Mirror photo by William Kibler
Family, friends and colleagues attend a retirement party for 23-year Blair County Judge Hiram Carpenter on Saturday at The Casino at Lakemont Park.
But even if that's the case, it helped prove a point made by multiple speakers Saturday - that people like Carpenter a lot.
In spite of a start time just half an hour before one of the biggest Penn State games in years, The Casino at Lakemont Park was full.
By the nature of their positions, judges command respect.
And that's essential, according to D. Brooks Smith, an early colleague of Carpenter, now judge on the 3rd Circuit Court of Appeals and a speaker at the party.
But the affection people hold you in is ultimately the best reward, Brooks said, citing Mark Twain.
Carpenter earned that by a talent for making others feel special, said JoEllen Steinbrunner, former administrator of the county's drug and alcohol program.

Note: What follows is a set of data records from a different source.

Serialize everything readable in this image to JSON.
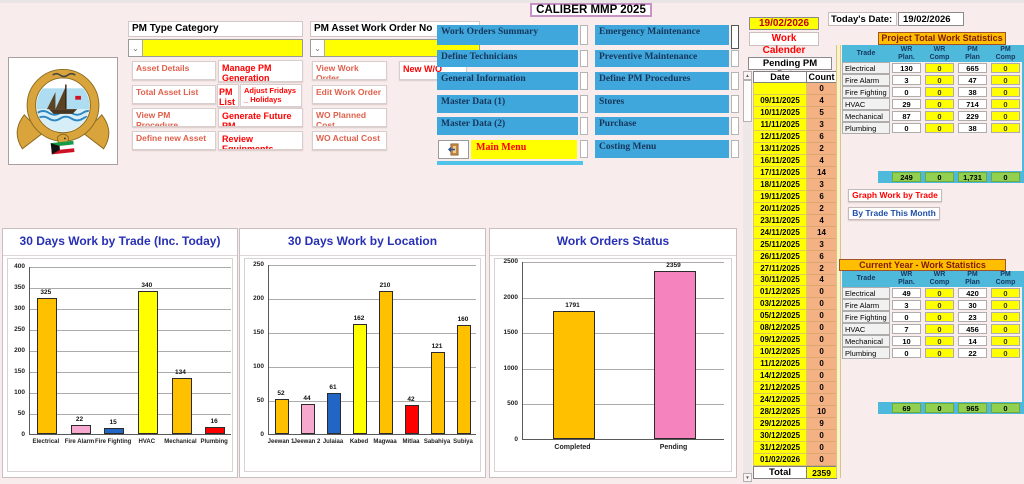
{
  "title": "CALIBER MMP 2025",
  "today": {
    "label": "Today's Date:",
    "value": "19/02/2026"
  },
  "icons": {
    "dropdown_arrow": "⌄",
    "scroll_up": "▲",
    "scroll_down": "▼"
  },
  "pm_category": {
    "label": "PM Type Category",
    "combo_value": "",
    "asset_details": "Asset Details",
    "manage_pm": "Manage PM Generation",
    "total_asset_list": "Total Asset List",
    "pm_list": "PM List",
    "adjust_fridays": "Adjust Fridays _ Holidays",
    "view_pm_procedure": "View PM Procedure",
    "generate_future_pm": "Generate Future PM",
    "define_new_asset": "Define new Asset",
    "review_equipments": "Review Equipments"
  },
  "pm_workorder": {
    "label": "PM Asset Work Order No",
    "combo_value": "",
    "view_work_order": "View Work Order",
    "new_wo": "New W/O",
    "edit_work_order": "Edit Work Order",
    "wo_planned_cost": "WO Planned Cost",
    "wo_actual_cost": "WO Actual Cost"
  },
  "menu": {
    "left": [
      "Work Orders Summary",
      "Define Technicians",
      "General Information",
      "Master Data  (1)",
      "Master Data  (2)"
    ],
    "right": [
      "Emergency Maintenance",
      "Preventive Maintenance",
      "Define PM Procedures",
      "Stores",
      "Purchase",
      "Costing Menu"
    ],
    "main_menu": "Main Menu"
  },
  "calendar": {
    "current_date": "19/02/2026",
    "work_calender": "Work Calender",
    "pending_title": "Pending PM Dates",
    "date_header": "Date",
    "count_header": "Count",
    "total_label": "Total",
    "total_value": "2359",
    "rows": [
      [
        "",
        "0"
      ],
      [
        "09/11/2025",
        "4"
      ],
      [
        "10/11/2025",
        "5"
      ],
      [
        "11/11/2025",
        "3"
      ],
      [
        "12/11/2025",
        "6"
      ],
      [
        "13/11/2025",
        "2"
      ],
      [
        "16/11/2025",
        "4"
      ],
      [
        "17/11/2025",
        "14"
      ],
      [
        "18/11/2025",
        "3"
      ],
      [
        "19/11/2025",
        "6"
      ],
      [
        "20/11/2025",
        "2"
      ],
      [
        "23/11/2025",
        "4"
      ],
      [
        "24/11/2025",
        "14"
      ],
      [
        "25/11/2025",
        "3"
      ],
      [
        "26/11/2025",
        "6"
      ],
      [
        "27/11/2025",
        "2"
      ],
      [
        "30/11/2025",
        "4"
      ],
      [
        "01/12/2025",
        "0"
      ],
      [
        "03/12/2025",
        "0"
      ],
      [
        "05/12/2025",
        "0"
      ],
      [
        "08/12/2025",
        "0"
      ],
      [
        "09/12/2025",
        "0"
      ],
      [
        "10/12/2025",
        "0"
      ],
      [
        "11/12/2025",
        "0"
      ],
      [
        "14/12/2025",
        "0"
      ],
      [
        "21/12/2025",
        "0"
      ],
      [
        "24/12/2025",
        "0"
      ],
      [
        "28/12/2025",
        "10"
      ],
      [
        "29/12/2025",
        "9"
      ],
      [
        "30/12/2025",
        "0"
      ],
      [
        "31/12/2025",
        "0"
      ],
      [
        "01/02/2026",
        "0"
      ]
    ]
  },
  "stats_project": {
    "title": "Project Total Work Statistics",
    "headers": [
      "Trade",
      "WR Plan.",
      "WR Comp",
      "PM Plan",
      "PM Comp"
    ],
    "rows": [
      [
        "Electrical",
        "130",
        "0",
        "665",
        "0"
      ],
      [
        "Fire Alarm",
        "3",
        "0",
        "47",
        "0"
      ],
      [
        "Fire Fighting",
        "0",
        "0",
        "38",
        "0"
      ],
      [
        "HVAC",
        "29",
        "0",
        "714",
        "0"
      ],
      [
        "Mechanical",
        "87",
        "0",
        "229",
        "0"
      ],
      [
        "Plumbing",
        "0",
        "0",
        "38",
        "0"
      ]
    ],
    "totals": [
      "249",
      "0",
      "1,731",
      "0"
    ],
    "graph_button": "Graph Work by Trade",
    "month_button": "By Trade This Month"
  },
  "stats_year": {
    "title": "Current Year - Work Statistics",
    "headers": [
      "Trade",
      "WR Plan.",
      "WR Comp",
      "PM Plan",
      "PM Comp"
    ],
    "rows": [
      [
        "Electrical",
        "49",
        "0",
        "420",
        "0"
      ],
      [
        "Fire Alarm",
        "3",
        "0",
        "30",
        "0"
      ],
      [
        "Fire Fighting",
        "0",
        "0",
        "23",
        "0"
      ],
      [
        "HVAC",
        "7",
        "0",
        "456",
        "0"
      ],
      [
        "Mechanical",
        "10",
        "0",
        "14",
        "0"
      ],
      [
        "Plumbing",
        "0",
        "0",
        "22",
        "0"
      ]
    ],
    "totals": [
      "69",
      "0",
      "965",
      "0"
    ]
  },
  "chart_data": [
    {
      "type": "bar",
      "title": "30 Days Work by Trade (Inc. Today)",
      "categories": [
        "Electrical",
        "Fire Alarm",
        "Fire Fighting",
        "HVAC",
        "Mechanical",
        "Plumbing"
      ],
      "values": [
        325,
        22,
        15,
        340,
        134,
        16
      ],
      "bar_colors": [
        "#FFC000",
        "#F7A8CE",
        "#2166C4",
        "#FFFF00",
        "#FFC000",
        "#FF0000"
      ],
      "xlabel": "",
      "ylabel": "",
      "ylim": [
        0,
        400
      ],
      "ytick_step": 50,
      "grid": true,
      "legend": false
    },
    {
      "type": "bar",
      "title": "30 Days Work by Location",
      "categories": [
        "Jeewan 1",
        "Jeewan 2",
        "Julaiaa",
        "Kabed",
        "Magwaa",
        "Mitlaa",
        "Sabahiya",
        "Subiya"
      ],
      "values": [
        52,
        44,
        61,
        162,
        210,
        42,
        121,
        160
      ],
      "bar_colors": [
        "#FFC000",
        "#F7A8CE",
        "#2166C4",
        "#FFFF00",
        "#FFC000",
        "#FF0000",
        "#FFC000",
        "#FFC000"
      ],
      "xlabel": "",
      "ylabel": "",
      "ylim": [
        0,
        250
      ],
      "ytick_step": 50,
      "grid": true,
      "legend": false
    },
    {
      "type": "bar",
      "title": "Work Orders Status",
      "categories": [
        "Completed",
        "Pending"
      ],
      "values": [
        1791,
        2359
      ],
      "bar_colors": [
        "#FFC000",
        "#F584BE"
      ],
      "xlabel": "",
      "ylabel": "",
      "ylim": [
        0,
        2500
      ],
      "ytick_step": 500,
      "grid": true,
      "legend": false
    }
  ],
  "colors": {
    "background": "#F8EDEC",
    "menu_blue": "#3FA7DB",
    "menu_text": "#16365C",
    "cyan_table": "#4FB9DC",
    "amber_title": "#FFBF00",
    "yellow_cell": "#FFFF00",
    "count_cell": "#F4B183",
    "green_total": "#92D050",
    "red_text": "#FF0000",
    "chart_title_blue": "#2730B4"
  }
}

She recalled him visiting in her office one day, before people generally realized how critical it is for the community to help addicted people, she said.
He told her she probably had the most important job in the county.

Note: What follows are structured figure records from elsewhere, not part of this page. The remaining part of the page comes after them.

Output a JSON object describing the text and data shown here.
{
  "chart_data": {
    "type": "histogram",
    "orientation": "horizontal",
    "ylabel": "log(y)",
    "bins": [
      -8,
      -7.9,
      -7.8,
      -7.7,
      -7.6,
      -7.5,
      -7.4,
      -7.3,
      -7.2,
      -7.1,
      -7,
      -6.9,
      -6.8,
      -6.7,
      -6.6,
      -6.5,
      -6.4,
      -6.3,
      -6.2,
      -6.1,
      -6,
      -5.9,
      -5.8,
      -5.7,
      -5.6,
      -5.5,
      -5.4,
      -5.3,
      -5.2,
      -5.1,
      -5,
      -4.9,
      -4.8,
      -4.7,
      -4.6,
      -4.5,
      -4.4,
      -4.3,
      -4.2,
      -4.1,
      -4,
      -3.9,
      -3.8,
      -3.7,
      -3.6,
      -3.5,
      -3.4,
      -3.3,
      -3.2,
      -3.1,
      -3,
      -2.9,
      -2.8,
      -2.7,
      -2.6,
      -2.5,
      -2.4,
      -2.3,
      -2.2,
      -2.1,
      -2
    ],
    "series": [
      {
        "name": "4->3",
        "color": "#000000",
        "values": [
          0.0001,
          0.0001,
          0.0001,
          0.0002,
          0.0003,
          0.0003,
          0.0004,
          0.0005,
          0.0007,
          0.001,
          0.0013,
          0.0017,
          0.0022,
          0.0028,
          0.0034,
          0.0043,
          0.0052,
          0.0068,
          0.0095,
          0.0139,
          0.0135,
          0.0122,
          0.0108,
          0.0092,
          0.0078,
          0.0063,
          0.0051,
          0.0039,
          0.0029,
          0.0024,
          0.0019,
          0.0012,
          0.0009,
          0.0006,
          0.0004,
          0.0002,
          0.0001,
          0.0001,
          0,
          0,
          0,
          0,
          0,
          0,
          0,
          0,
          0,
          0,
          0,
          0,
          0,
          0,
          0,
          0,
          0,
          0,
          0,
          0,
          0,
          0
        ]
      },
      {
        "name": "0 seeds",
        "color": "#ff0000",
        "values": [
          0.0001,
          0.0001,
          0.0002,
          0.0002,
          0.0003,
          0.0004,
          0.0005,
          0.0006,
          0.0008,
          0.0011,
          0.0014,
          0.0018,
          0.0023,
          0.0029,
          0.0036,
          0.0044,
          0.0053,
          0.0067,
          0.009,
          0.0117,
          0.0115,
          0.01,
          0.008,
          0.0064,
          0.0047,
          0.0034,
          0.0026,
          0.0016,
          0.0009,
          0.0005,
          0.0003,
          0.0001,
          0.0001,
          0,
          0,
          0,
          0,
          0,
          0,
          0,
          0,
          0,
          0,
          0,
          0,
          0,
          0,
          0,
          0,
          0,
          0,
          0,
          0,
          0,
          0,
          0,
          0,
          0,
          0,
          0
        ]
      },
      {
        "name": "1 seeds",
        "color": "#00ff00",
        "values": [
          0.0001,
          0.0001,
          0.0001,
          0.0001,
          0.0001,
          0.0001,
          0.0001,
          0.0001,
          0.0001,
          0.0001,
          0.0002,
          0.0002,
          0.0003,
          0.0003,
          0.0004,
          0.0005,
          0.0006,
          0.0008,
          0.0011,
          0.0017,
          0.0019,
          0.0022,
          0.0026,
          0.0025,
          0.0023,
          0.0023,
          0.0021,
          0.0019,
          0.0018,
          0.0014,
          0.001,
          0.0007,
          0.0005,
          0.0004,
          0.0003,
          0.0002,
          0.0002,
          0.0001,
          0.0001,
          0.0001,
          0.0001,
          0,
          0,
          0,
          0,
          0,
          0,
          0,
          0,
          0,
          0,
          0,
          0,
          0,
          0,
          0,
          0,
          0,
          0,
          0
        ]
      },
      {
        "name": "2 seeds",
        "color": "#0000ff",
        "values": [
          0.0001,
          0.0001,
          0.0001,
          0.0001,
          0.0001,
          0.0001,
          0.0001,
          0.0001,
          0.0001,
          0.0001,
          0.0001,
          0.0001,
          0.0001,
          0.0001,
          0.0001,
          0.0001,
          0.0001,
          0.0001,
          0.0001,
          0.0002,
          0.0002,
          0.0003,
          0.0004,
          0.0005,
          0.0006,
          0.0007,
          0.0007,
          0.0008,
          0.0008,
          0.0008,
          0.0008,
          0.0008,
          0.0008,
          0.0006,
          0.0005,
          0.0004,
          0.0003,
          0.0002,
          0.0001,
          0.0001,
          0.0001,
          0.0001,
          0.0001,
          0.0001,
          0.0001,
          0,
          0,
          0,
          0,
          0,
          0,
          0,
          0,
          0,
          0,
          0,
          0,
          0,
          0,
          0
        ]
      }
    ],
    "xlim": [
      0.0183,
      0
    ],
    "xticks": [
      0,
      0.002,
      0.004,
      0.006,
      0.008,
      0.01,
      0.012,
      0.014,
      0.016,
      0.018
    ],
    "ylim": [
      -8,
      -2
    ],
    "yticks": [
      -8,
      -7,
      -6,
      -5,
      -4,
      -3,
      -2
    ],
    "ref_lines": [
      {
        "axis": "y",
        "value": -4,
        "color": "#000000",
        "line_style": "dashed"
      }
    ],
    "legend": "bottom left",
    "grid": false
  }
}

"Made me feel so good," Steinbrunner said.
When people routinely address you as "your honor," it can go to your head.
He maintained the dignity of the court, but always had a smile, said Allen Hancock, CEO of The Hancock Group, who advised him on his first run for judge.

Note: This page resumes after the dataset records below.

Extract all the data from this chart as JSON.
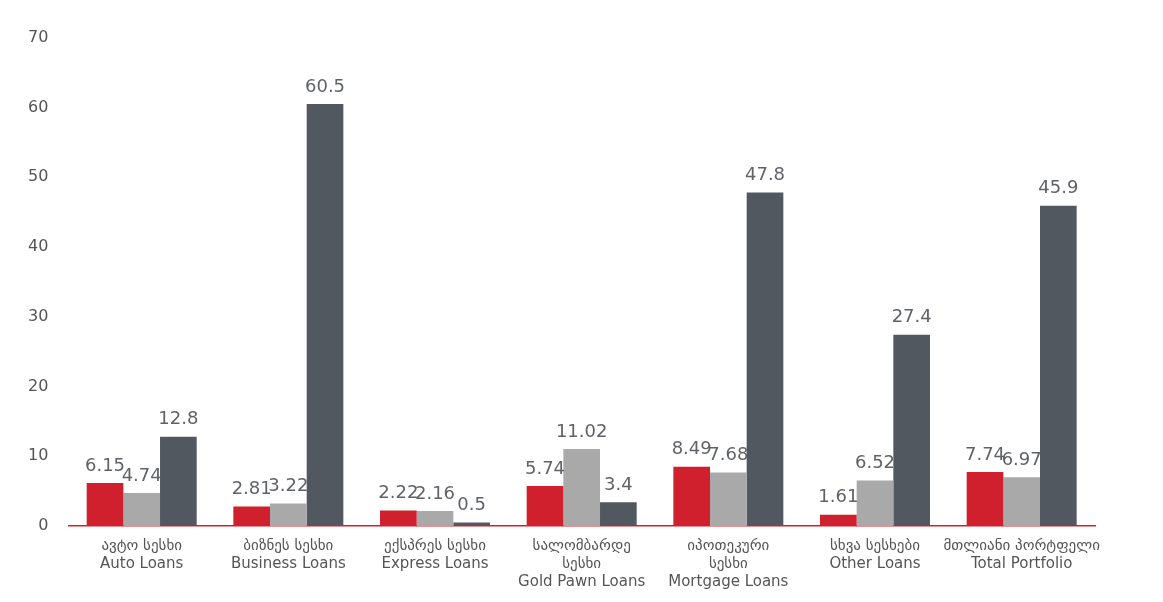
{
  "chart_data": {
    "type": "bar",
    "categories": [
      "ავტო სესხი\nAuto Loans",
      "ბიზნეს სესხი\nBusiness Loans",
      "ექსპრეს სესხი\nExpress Loans",
      "სალომბარდე\nსესხი\nGold Pawn Loans",
      "იპოთეკური\nსესხი\nMortgage Loans",
      "სხვა სესხები\nOther Loans",
      "მთლიანი პორტფელი\nTotal Portfolio"
    ],
    "series": [
      {
        "color": "#d0202e",
        "values": [
          6.15,
          2.81,
          2.22,
          5.74,
          8.49,
          1.61,
          7.74
        ]
      },
      {
        "color": "#a9a9a9",
        "values": [
          4.74,
          3.22,
          2.16,
          11.02,
          7.68,
          6.52,
          6.97
        ]
      },
      {
        "color": "#525860",
        "values": [
          12.8,
          60.5,
          0.5,
          3.4,
          47.8,
          27.4,
          45.9
        ]
      }
    ],
    "ylim": [
      0,
      70
    ],
    "yticks": [
      0,
      10,
      20,
      30,
      40,
      50,
      60,
      70
    ],
    "data_labels": true
  }
}
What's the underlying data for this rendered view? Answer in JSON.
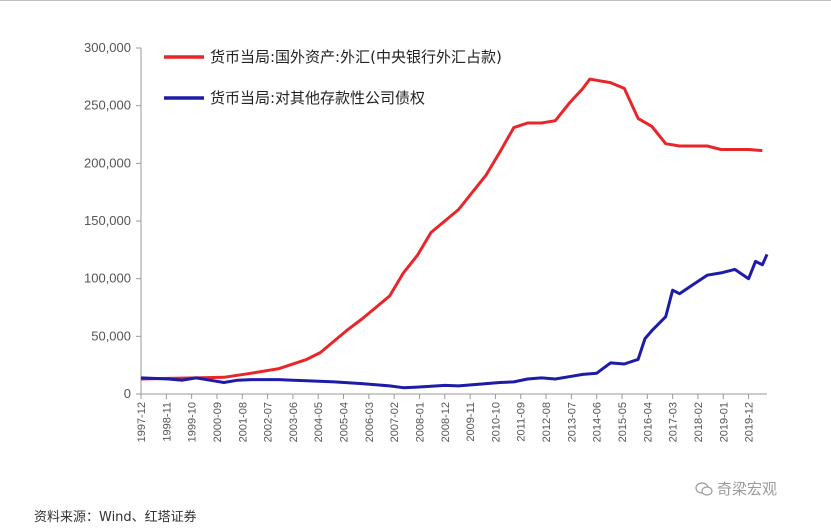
{
  "source_note": "资料来源：Wind、红塔证券",
  "watermark": "奇梁宏观",
  "chart_data": {
    "type": "line",
    "title": "",
    "xlabel": "",
    "ylabel": "",
    "ylim": [
      0,
      300000
    ],
    "yticks": [
      0,
      50000,
      100000,
      150000,
      200000,
      250000,
      300000
    ],
    "ytick_labels": [
      "0",
      "50,000",
      "100,000",
      "150,000",
      "200,000",
      "250,000",
      "300,000"
    ],
    "xtick_labels": [
      "1997-12",
      "1998-11",
      "1999-10",
      "2000-09",
      "2001-08",
      "2002-07",
      "2003-06",
      "2004-05",
      "2005-04",
      "2006-03",
      "2007-02",
      "2008-01",
      "2008-12",
      "2009-11",
      "2010-10",
      "2011-09",
      "2012-08",
      "2013-07",
      "2014-06",
      "2015-05",
      "2016-04",
      "2017-03",
      "2018-02",
      "2019-01",
      "2019-12"
    ],
    "xlim": [
      "1997-12",
      "2020-08"
    ],
    "legend_position": "top-left",
    "colors": {
      "red": "#e8262a",
      "blue": "#1c1ca8"
    },
    "series": [
      {
        "name": "货币当局:国外资产:外汇(中央银行外汇占款)",
        "color": "#e8262a",
        "x": [
          "1997-12",
          "1998-12",
          "1999-12",
          "2000-12",
          "2001-12",
          "2002-12",
          "2003-12",
          "2004-06",
          "2004-12",
          "2005-06",
          "2005-12",
          "2006-06",
          "2006-12",
          "2007-06",
          "2007-12",
          "2008-06",
          "2008-12",
          "2009-06",
          "2009-12",
          "2010-06",
          "2010-12",
          "2011-06",
          "2011-12",
          "2012-06",
          "2012-12",
          "2013-06",
          "2013-12",
          "2014-03",
          "2014-06",
          "2014-12",
          "2015-06",
          "2015-12",
          "2016-06",
          "2016-12",
          "2017-06",
          "2017-12",
          "2018-06",
          "2018-12",
          "2019-06",
          "2019-12",
          "2020-06"
        ],
        "y": [
          13000,
          13500,
          14000,
          14500,
          18000,
          22000,
          30000,
          36000,
          46000,
          56000,
          65000,
          75000,
          85000,
          105000,
          120000,
          140000,
          150000,
          160000,
          175000,
          190000,
          210000,
          231000,
          235000,
          235000,
          237000,
          252000,
          265000,
          273000,
          272000,
          270000,
          265000,
          239000,
          232000,
          217000,
          215000,
          215000,
          215000,
          212000,
          212000,
          212000,
          211000
        ]
      },
      {
        "name": "货币当局:对其他存款性公司债权",
        "color": "#1c1ca8",
        "x": [
          "1997-12",
          "1998-12",
          "1999-06",
          "1999-12",
          "2000-06",
          "2000-12",
          "2001-06",
          "2001-12",
          "2002-06",
          "2002-12",
          "2003-06",
          "2003-12",
          "2004-12",
          "2005-12",
          "2006-12",
          "2007-06",
          "2007-12",
          "2008-12",
          "2009-06",
          "2009-12",
          "2010-06",
          "2010-12",
          "2011-06",
          "2011-12",
          "2012-06",
          "2012-12",
          "2013-06",
          "2013-12",
          "2014-06",
          "2014-12",
          "2015-06",
          "2015-12",
          "2016-03",
          "2016-06",
          "2016-12",
          "2017-03",
          "2017-06",
          "2017-12",
          "2018-06",
          "2018-12",
          "2019-06",
          "2019-12",
          "2020-03",
          "2020-06",
          "2020-08"
        ],
        "y": [
          14000,
          13000,
          12000,
          14000,
          12000,
          10000,
          12000,
          12500,
          12500,
          12500,
          12000,
          11500,
          10500,
          9000,
          7000,
          5500,
          6000,
          7500,
          7000,
          8000,
          9000,
          10000,
          10500,
          13000,
          14000,
          13000,
          15000,
          17000,
          18000,
          27000,
          26000,
          30000,
          48000,
          55000,
          67000,
          90000,
          87000,
          95000,
          103000,
          105000,
          108000,
          100000,
          115000,
          112000,
          121000
        ]
      }
    ]
  }
}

Hancock didn't hesitate to bring up one of Carpenter's foibles, exhibited long ago.
Even after Hancock and others had told him about the need for pithy answers to media questions, Carpenter went on and on in his habitual methodical tone in a campaign training session his friends organized.
For so long that Hancock dropped his head in despair.
Finally, brought up short, Carpenter said, "Oh, that's what you meant."
Carpenter will become a senior judge at the end of the year.
He has served 23 years.
It almost didn't happen.
Just out of law school, he came to Altoona for a job interview and was seriously "underwhelmed" driving down Sixth Avenue.
He stopped at a gas station and was going to call at the phone booth there to cancel the interview.
But he needed change for a dime.
And in the time that it took for the attendant to make that change, he had a change of heart that was the cause of lots of changes for lots of people.
It was "common courtesy" to go through with the interview, he thought.
So he went to the interview and bonded with Leo Mullen, the interviewer, over their common home area in West Virginia.
"Leo knew my grandfather," Carpenter said. "We had a family reunion."
And he had his first job in the law, thanks to his listening to his conscience.
"He was always willing to listen," Hancock said.
One of the measures of a man is how he handles his power, and one of the ways Carpenter handled it was to treat others - both weak and powerful - alike, according to Jolene Kopriva, Blair County president judge.
"Honorable was not just a title, but a complete characterization," Hancock said.